MARAPONGA

 

Maraponga: O bairro que nasceu dos sítios

 

Avenida Godofredo Maciel é uma das principais e mais antigas do bairro Maraponga
 
 
 
 
 
 
 

Maraponga

Verdadeiro Parque ecológico. 
“A Maraponga é um pedaço do paraíso dentro de Fortaleza”. 
Em 1945 o bairro mudou muito ao longo dessas seis décadas. O Sr  Raimundo Barros, saiu da Jiboia (hoje região da Itaitinga) para cuidar de um  sítio. Casou na Maraponga e construiu família. As árvores, segundo a família  foram todas plantadas por ele. “O que ele não plantou, foram os passarinhos que semearam”, conta dona Santinha.
A infância foi uma animação só, com muita brincadeira, banhos na lagoa e frutas de todos os sabores. “Aqui era uma riqueza.

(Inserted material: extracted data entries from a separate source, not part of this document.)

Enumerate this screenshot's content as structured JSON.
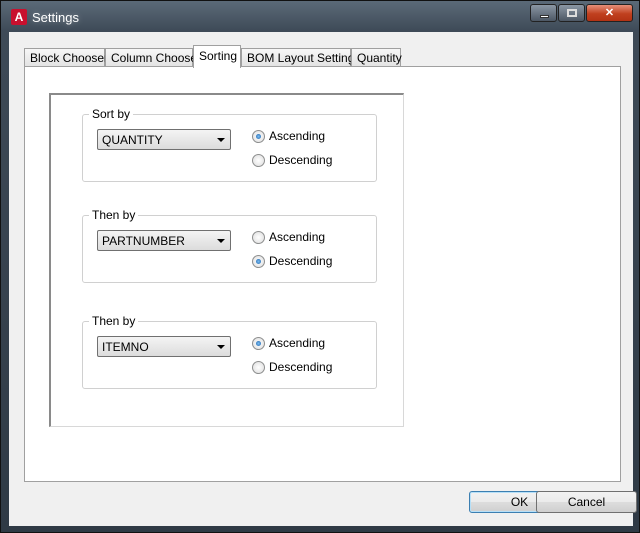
{
  "window": {
    "title": "Settings",
    "app_icon_letter": "A",
    "controls": {
      "close_glyph": "✕"
    }
  },
  "tabs": [
    {
      "label": "Block Chooser",
      "active": false
    },
    {
      "label": "Column Chooser",
      "active": false
    },
    {
      "label": "Sorting",
      "active": true
    },
    {
      "label": "BOM Layout Settings",
      "active": false
    },
    {
      "label": "Quantity",
      "active": false
    }
  ],
  "sorting": {
    "groups": [
      {
        "label": "Sort by",
        "field": "QUANTITY",
        "ascending_label": "Ascending",
        "descending_label": "Descending",
        "order": "ascending"
      },
      {
        "label": "Then by",
        "field": "PARTNUMBER",
        "ascending_label": "Ascending",
        "descending_label": "Descending",
        "order": "descending"
      },
      {
        "label": "Then by",
        "field": "ITEMNO",
        "ascending_label": "Ascending",
        "descending_label": "Descending",
        "order": "ascending"
      }
    ]
  },
  "buttons": {
    "ok": "OK",
    "cancel": "Cancel"
  }
}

Tinha uma fábrica de fazer cajuína, vacaria e fazia até mel de abelha”. A movimentada avenida Godofredo Maciel era, naquela época, apenas uma estradinha de terra por onde passavam os viajantes. “Aqui na Maraponga só tinha sítios. A gente não sabia o que era o progresso”.
Dona Santinha desconhece a quem hoje pertence a terra onde vive. “Nunca tiraram a gente daqui. Já morreram meu pai, minha mãe, meu marido. Só falta eu agora”, conta. Hoje, ela se dedica a alimentar os gatos que são abandonados no parque. “A gente não quer ver morrer de fome e fica no maior sacrifício para comprar comida (para eles)”, comenta. Os filhos até que tentam convencê-la a sair do local, mas Santinha é taxativa: “enquanto eu não estiver caducando, vou ficar aqui”.
O aposentado José Silva Lemos, 84, relembra que, ao chegar no bairro, ao redor “só tinha mato”. Até hoje, há resquícios desse tempo, pois em frente a casa dele, na rua Suíça, ainda funciona uma vacaria. “Se eu pudesse, quando morresse me enterrava aqui”, fiz ele ao ser questionado se pensa em sair do bairro.
História semelhante ao do comerciante Wilcemar Bezerra, 58, que por duas vezes tentou voltar a morar no Interior. “Porque eu gosto daqui, já me acostumei”, revela. Ao todo, já são 40 anos morando no bairro. No início, o sítio da família abarcava todo o quarteirão onde mora. “Aqui não tinha nenhuma casa. Nem bicicleta passava nessa rua”, diz. E ele se queixa do crescimento do bairro, que começou “de uns dez anos pra cá”. “Acabaram as árvores. Só é muita quentura agora”, explica. Mesmo assim, continua apaixonado pelo bairro.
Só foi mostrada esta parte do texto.